In a very real sense, we are literally eating fossil fuels. However, due to the laws of thermodynamics, there is not a direct correspondence between energy inflow and outflow in agriculture. Along the way, there is a marked energy loss. Between 1945 and 1994, energy input to agriculture increased 4-fold while crop yields only increased 3-fold. Since then, energy input has continued to increase without a corresponding increase in crop yield. We have reached the point of marginal returns. Yet, due to soil degradation, increased demands of pest management and increasing energy costs for irrigation (all of which is examined below), modern agriculture must continue increasing its energy expenditures simply to maintain current crop yields.
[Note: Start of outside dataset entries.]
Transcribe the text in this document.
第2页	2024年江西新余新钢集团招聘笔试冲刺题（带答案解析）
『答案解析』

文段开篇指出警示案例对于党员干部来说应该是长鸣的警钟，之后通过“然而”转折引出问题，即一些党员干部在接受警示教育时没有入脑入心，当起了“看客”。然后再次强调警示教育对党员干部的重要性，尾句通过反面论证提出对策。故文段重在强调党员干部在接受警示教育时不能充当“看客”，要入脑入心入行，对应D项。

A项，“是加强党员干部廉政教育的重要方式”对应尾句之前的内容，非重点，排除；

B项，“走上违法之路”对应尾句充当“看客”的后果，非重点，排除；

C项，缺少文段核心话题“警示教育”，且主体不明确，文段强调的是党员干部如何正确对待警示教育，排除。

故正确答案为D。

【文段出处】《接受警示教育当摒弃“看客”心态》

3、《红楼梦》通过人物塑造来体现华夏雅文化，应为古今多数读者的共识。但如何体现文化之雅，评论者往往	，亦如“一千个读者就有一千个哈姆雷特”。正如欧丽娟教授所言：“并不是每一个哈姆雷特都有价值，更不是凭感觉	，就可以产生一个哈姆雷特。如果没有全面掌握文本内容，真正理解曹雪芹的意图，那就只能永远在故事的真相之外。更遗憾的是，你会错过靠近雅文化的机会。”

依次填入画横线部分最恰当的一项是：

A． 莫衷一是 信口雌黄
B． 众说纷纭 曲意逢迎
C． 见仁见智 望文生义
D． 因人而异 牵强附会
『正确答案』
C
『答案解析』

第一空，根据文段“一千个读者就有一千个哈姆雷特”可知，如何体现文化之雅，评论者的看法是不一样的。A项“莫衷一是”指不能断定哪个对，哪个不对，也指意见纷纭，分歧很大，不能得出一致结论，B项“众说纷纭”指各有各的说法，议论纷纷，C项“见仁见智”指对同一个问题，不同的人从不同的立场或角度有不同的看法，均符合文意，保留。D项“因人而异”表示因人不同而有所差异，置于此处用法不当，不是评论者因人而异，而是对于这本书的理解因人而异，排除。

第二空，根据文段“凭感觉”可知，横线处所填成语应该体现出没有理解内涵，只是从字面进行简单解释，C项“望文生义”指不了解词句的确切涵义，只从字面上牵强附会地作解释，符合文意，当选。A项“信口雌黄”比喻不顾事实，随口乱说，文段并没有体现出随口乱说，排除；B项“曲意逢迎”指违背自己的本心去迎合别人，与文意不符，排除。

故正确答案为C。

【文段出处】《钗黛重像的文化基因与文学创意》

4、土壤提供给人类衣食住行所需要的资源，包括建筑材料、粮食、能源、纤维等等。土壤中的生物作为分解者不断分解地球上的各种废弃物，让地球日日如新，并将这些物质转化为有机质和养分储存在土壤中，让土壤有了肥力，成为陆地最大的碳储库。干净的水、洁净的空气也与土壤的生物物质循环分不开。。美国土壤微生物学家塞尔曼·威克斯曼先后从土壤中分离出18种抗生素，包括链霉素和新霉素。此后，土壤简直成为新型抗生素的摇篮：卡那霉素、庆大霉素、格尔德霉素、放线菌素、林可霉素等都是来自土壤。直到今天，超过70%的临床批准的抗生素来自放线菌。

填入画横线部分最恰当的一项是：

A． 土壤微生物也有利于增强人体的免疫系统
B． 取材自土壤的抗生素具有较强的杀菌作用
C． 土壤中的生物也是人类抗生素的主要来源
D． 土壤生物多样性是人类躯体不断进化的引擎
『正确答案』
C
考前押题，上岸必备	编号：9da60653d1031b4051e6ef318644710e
The Green Revolution is becoming bankrupt.

 

 

Total fossil fuel use in the United States has increased 20-fold in the last 4 decades. In the US, we consume 20 to 30 times more fossil fuel energy per capita than people in developing nations. Agriculture directly accounts for 17% of all the energy used in this country. As of 1990, we were using approximately 1,000 liters (6.41 barrels) of oil to produce food of one hectare of land.

 

Modern intensive agriculture is unsustainable. It is damaging the land, draining water supplies and polluting the environment. And all of this requires more and more fossil fuel input to pump irrigation water, to replace nutrients, to provide pest protection, to remediate the environment and simply to hold crop production at a constant. Yet this necessary fossil fuel input is going to crash headlong into declining fossil fuel production.

 

None of this research considers the impact of declining fossil fuel production. The authors of all of these studies believe that the mentioned agricultural crisis will only begin to impact us after 2020, and will not become critical until 2050. The current peaking of global oil production (and subsequent decline of production), along with the peak of North American natural gas production will very likely precipitate this agricultural crisis much sooner than expected. Quite possibly, a U.S. population reduction of one-third will not be effective for sustainability; the necessary reduction might be in excess of one-half. And, for sustainability, global population will have to be reduced from the current 6.32 billion people to 2 billion-a reduction of 68% or over two-thirds. The end of this decade could see spiraling food prices without relief. And the coming decade could see massive starvation on a global level such as never experienced before by the human race.”